The command line length limitation on Windows is ridiculously short. Even fairly simple link commands are too long. Thus you need to write the actual command to a response file, which the command then reads and parses on its own. Since every program writes their own parsing and splitting code, you may find that you need to quote things differently depending on whether you are using the command line or a response file. You get one guess whether some (but not all) programs coming from Unix parse their response files according to Unix shell rules, even on Windows.

Now there might be a few people out there who just got outraged, because msvcrt does in fact have functions to spawn processes with arrays. They are a complete lie. Here is a rough pseudocode representation on how they are implemented:

def spawn_process(command_array):
    command_line = ' '.join(command_array)
    return CreateProcess(command_line)

Support GCC's destructor extension in plain C

RAII is awesome. It is, in fact, so awesome that GCC ships an extension to use it with plain C. It is used by many plain C projects such as GLib and systemd. I have spoken to many C developers and they really love that feature and they absolutely hate that they can't use it in code that has to support MSVC.

Adding this support would be great and make the world a better place in several ways including:
  • you can use libraries that use this feature as dependencies when building with MSVC
  • multiplatform projects can start using destructors freely
  • all the millions of lines of C code that exist in the world (and which will not be rewritten any time soon) can be made iteratively safer and more reliable
Eventually it would be nice to get this feature in the C standard, but that is unlikely to happen any time soon.

Performance optimize MSBuild

Running the test suite of Meson with the Visual Studio compiler takes roughly 6-7 minutes when using the Ninja backend and 14-18 minutes when using the MSBuild backend. Granted, this is a worst case scenario of running many small independent builds in a row, but it is still frustratingly slow. The same can be found when using Visual Studio IDE. After typing ctrl-shift-b there is usually a noticeable lag until any compilation actually starts.

Kill the need for vcvarsall.bat and provide parallel installable compilers

Visual studio compilers are not in path by default. You have to either start a special shell or run a magic bat file from a magic directory that sets up the environment so that the compilers work. If you go looking in the installed directory there are many different directories all of which contain an executable cl.exe. Which one you run depends on PATH settings, thus you can only run one compiler at a time. This makes it really difficult to, for example, run multiple different VS versions (15, 17, native, cross etc) from a single script.

This same problem has been solved on Unix side ages ago. The trick is to provide many executables with different names. For example cl15-x86.exe, cl17-arm.exe and cl17-x64.exe. Each of these executables would set up the equivalent of vcvarsall.bat for its own process and then forward the actual compilation to the compiler, wherever it may be hidden in the file system hierarchy. These binaries could the be put in one single path location and they could be used from any command prompt, even in parallel.
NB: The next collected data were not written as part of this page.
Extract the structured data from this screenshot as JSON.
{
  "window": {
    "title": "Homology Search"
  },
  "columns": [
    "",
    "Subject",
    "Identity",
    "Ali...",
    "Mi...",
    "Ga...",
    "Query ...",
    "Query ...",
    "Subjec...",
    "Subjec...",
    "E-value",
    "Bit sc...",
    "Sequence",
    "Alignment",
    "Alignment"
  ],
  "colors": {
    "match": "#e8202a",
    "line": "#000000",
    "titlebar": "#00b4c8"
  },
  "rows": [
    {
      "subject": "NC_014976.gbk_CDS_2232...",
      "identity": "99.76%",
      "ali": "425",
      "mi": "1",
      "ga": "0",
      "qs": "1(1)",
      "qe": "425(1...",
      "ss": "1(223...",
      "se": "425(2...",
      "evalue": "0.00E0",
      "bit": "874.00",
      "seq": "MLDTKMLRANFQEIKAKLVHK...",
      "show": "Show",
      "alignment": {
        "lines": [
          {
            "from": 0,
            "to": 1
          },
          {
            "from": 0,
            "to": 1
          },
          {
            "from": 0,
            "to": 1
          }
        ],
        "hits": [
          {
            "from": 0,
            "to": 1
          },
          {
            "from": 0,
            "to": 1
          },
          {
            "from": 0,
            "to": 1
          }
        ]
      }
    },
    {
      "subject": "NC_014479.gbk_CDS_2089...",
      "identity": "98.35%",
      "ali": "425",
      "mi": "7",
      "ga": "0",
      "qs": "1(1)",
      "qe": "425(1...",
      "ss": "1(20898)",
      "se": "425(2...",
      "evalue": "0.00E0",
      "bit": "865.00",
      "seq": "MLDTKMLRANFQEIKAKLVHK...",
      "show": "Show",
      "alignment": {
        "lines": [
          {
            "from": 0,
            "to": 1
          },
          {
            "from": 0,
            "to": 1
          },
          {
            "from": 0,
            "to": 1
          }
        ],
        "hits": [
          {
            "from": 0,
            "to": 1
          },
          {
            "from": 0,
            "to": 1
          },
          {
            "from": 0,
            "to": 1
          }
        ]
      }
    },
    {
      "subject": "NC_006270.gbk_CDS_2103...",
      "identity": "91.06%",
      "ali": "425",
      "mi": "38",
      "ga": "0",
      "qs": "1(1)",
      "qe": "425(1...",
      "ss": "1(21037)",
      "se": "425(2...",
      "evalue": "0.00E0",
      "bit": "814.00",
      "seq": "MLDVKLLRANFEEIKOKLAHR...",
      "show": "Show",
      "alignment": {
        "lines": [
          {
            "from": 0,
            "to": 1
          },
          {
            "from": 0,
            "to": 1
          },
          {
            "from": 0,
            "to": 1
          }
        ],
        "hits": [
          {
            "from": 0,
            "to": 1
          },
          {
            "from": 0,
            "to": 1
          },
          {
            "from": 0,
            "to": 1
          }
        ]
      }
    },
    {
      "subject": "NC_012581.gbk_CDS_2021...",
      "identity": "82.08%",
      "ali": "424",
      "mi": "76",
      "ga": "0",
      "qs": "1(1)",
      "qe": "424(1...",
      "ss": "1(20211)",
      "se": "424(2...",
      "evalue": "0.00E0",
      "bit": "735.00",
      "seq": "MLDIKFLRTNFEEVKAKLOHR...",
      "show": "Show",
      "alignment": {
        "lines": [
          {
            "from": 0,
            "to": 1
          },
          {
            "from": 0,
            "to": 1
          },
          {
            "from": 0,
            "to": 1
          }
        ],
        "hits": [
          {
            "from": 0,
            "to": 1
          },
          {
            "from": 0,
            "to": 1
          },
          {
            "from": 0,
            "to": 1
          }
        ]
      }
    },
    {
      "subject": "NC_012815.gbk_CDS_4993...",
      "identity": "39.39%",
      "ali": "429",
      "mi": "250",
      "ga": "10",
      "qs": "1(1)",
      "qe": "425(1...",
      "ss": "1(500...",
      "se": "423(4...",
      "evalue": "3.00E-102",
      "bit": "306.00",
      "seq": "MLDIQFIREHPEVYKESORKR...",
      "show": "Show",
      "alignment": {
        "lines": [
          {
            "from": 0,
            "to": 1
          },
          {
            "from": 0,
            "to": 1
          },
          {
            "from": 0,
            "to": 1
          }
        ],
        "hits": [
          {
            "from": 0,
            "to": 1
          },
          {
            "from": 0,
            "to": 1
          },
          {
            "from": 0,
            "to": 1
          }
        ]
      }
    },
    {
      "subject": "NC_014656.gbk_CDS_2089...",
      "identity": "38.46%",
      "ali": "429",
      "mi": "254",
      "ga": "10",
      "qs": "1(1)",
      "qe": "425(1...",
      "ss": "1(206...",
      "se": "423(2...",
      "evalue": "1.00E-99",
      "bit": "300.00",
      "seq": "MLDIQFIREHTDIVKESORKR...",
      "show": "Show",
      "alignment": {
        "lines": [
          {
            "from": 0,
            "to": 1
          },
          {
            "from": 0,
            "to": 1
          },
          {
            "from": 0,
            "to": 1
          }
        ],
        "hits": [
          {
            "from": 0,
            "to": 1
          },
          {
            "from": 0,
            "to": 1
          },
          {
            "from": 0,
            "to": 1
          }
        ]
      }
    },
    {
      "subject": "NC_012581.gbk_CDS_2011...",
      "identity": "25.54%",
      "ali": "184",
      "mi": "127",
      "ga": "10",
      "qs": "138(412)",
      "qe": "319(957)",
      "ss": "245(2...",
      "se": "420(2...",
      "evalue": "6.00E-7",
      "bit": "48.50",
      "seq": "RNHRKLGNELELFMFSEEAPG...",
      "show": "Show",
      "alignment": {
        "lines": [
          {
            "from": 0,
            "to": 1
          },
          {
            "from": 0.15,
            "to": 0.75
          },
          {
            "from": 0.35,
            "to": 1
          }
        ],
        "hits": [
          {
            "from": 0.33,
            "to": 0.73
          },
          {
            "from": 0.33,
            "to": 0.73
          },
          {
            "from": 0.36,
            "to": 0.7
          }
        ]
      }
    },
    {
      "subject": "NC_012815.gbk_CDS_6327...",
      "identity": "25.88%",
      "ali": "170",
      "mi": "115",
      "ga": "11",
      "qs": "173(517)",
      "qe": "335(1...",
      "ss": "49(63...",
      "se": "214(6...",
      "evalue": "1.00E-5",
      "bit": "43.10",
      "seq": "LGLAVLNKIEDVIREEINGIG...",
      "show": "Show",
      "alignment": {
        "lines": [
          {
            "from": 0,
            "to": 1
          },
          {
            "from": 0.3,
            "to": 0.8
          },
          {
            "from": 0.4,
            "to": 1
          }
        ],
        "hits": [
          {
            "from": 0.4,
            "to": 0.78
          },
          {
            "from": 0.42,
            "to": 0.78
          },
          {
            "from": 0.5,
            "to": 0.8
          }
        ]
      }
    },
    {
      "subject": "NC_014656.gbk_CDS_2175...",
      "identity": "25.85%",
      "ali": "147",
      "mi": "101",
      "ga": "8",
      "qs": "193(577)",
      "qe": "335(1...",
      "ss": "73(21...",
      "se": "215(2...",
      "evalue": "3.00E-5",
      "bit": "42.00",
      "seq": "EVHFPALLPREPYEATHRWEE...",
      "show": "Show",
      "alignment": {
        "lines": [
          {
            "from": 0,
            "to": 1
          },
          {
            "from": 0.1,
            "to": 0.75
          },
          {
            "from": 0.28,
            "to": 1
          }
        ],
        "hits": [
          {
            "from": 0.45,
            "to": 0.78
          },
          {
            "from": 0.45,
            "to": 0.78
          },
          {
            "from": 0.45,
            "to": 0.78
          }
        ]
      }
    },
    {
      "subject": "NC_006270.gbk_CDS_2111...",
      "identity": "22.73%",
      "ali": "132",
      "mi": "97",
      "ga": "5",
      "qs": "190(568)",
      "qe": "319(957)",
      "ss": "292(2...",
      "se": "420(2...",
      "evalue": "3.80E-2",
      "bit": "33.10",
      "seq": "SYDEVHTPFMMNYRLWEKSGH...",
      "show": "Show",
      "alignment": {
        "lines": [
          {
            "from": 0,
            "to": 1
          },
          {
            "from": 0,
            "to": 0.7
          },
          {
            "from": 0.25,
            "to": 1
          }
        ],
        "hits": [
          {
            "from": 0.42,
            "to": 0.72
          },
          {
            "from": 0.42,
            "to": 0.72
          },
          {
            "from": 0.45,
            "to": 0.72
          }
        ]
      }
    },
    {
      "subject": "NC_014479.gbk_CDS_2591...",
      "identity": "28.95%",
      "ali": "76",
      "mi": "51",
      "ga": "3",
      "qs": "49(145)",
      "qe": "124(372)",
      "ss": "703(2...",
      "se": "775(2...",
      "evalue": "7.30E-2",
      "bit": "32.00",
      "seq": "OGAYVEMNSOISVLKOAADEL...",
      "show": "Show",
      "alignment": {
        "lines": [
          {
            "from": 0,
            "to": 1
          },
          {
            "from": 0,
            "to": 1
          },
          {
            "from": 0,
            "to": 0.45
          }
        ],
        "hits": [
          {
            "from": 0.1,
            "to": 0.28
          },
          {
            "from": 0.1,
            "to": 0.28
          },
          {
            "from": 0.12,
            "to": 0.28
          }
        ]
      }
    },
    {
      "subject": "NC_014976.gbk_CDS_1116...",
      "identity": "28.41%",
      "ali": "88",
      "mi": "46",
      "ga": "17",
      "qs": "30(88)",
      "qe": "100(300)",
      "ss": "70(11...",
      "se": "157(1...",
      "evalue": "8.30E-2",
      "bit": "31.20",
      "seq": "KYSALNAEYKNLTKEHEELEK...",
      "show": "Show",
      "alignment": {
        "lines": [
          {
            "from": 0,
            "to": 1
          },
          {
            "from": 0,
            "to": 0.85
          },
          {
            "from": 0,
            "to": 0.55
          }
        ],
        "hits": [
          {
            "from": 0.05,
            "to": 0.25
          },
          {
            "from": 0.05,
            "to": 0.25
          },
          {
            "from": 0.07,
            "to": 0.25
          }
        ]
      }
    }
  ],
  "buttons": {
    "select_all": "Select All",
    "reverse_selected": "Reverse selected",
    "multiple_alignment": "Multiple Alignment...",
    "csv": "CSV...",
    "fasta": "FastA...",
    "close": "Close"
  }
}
This is particularly useful for cross compilation projects where you need to build a code generator with the native compiler and then use it to generate source code for the cross compiler.

Have you reported these as bugs upstream?

No. Nothing on this blog post is new, these are all issues that have been known for 20+ years and most likely have been reported to Microsoft dozens, if not hundreds of times. The fact that these things have not been fixed is a question of corporate priorities. As a random-non-windows-using-dude-on-internet I don't really have any influence on those.